DS Lab Assignment

Author

Jude E. Abban

library(tidyverse)
── Attaching core tidyverse packages ──────────────────────── tidyverse 2.0.0 ──
✔ dplyr     1.2.0     ✔ readr     2.1.6
✔ forcats   1.0.1     ✔ stringr   1.6.0
✔ ggplot2   4.0.2     ✔ tibble    3.3.1
✔ lubridate 1.9.4     ✔ tidyr     1.3.2
✔ purrr     1.2.1     
── Conflicts ────────────────────────────────────────── tidyverse_conflicts() ──
✖ dplyr::filter() masks stats::filter()
✖ dplyr::lag()    masks stats::lag()
ℹ Use the conflicted package (<http://conflicted.r-lib.org/>) to force all conflicts to become errors
library(ggrepel)
library(ggthemes)
library(dslabs)
library(plotly)

Attaching package: 'plotly'

The following object is masked from 'package:ggplot2':

    last_plot

The following object is masked from 'package:stats':

    filter

The following object is masked from 'package:graphics':

    layout
data(package="dslabs")

Choosing the data

data (us_contagious_diseases)

Filtering and Grouping

Filter the years above 1950 and weeks reporting above 50. Also group the states by the region they’re in.

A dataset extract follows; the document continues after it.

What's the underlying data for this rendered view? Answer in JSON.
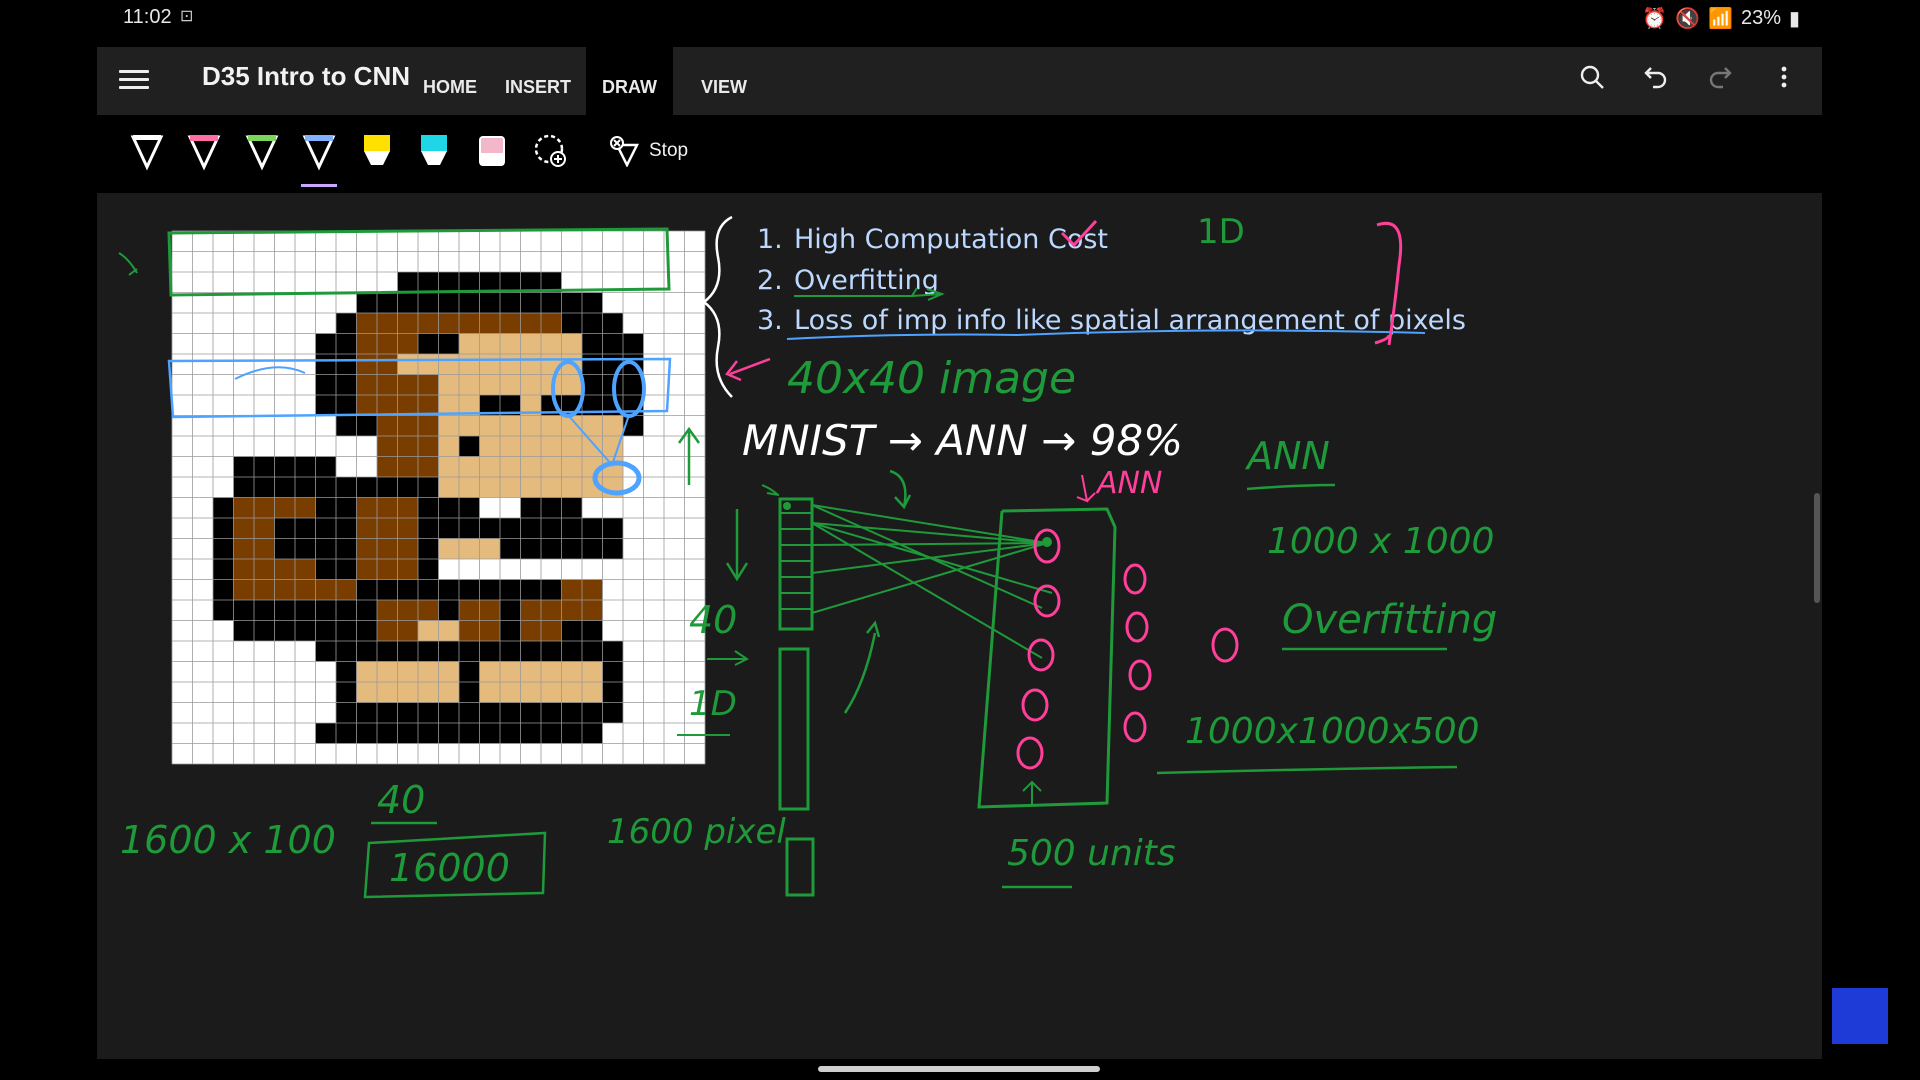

clean_data <- us_contagious_diseases |>
  filter(year >= 1950, weeks_reporting >= 50) |>
  mutate(rate_per_100k = (count / population) * 100000) |>
    mutate(region = case_when(
    # Northeast
    state %in% c("Connecticut", "Maine", "Massachusetts", "New Hampshire", 
                 "Rhode Island", "Vermont", "New Jersey", "New York", 
                 "Pennsylvania") ~ "Northeast",
    
    # Midwest
    state %in% c("Illinois", "Indiana", "Michigan", "Ohio", "Wisconsin",
                 "Iowa", "Kansas", "Minnesota", "Missouri", "Nebraska",
                 "North Dakota", "South Dakota") ~ "Midwest",
    
    # South
    state %in% c("Delaware", "Florida", "Georgia", "Maryland", "North Carolina",
                 "South Carolina", "Virginia", "West Virginia", "Alabama",
                 "Kentucky", "Mississippi", "Tennessee", "Arkansas",
                 "Louisiana", "Oklahoma", "Texas") ~ "South",
    
    # West
    state %in% c("Arizona", "Colorado", "Idaho", "Montana", "Nevada",
                 "New Mexico", "Utah", "Wyoming", "Alaska", "California",
                 "Hawaii", "Oregon", "Washington") ~ "West",
    
    TRUE ~ "Other"
  ))
final_plot <- clean_data |> 
  ggplot(aes(x = rate_per_100k, 
             y = population/10^6, 
             label = disease, 
             text = paste(
               "Disease:", disease,
               "<br>State:", state,
               "<br>Year:", year,
               "<br>Region:", region,
               "<br>Rate per 100k:", round(rate_per_100k, 2),
               "<br>Population (millions):", round(population/10^6, 2)
             ))) +
  geom_point(aes(color = disease), size = 2, alpha = 0.7) +
  geom_smooth(method = "lm", se = FALSE, lty = 2, color = "gray") +  
  scale_x_log10("Rate per 100,000 population (log scale)") +
  scale_y_log10("Population in millions (log scale)") +
  ggtitle("Contagious Disease Rates by State Population") +
  scale_color_discrete(name="Region") +
  theme_bw()

ggplotly(final_plot, tooltip = "text")
`geom_smooth()` using formula = 'y ~ x'

Reflection

For this assignment, I used the us_contagious_diseases dataset from the dslabs package, which tracks contagious disease cases by state, year, and disease type. I filtered the data for years above 1950 with at least 50 weeks of reporting, then calculated a rate per 100,000 people to make case counts easier to compare with the states. I also added a region variable by using case_when() to group states into regions. The graph is a scatterplot showing disease rate on the x-axis and state population on the y-axis, both on log scales. Points are colored by disease type, and a dashed line is added with geom_smooth() but doesn’t show because of plotly. The plot is made interactive with ggplotly(), so users can hover over points to see details like state, year, and rate.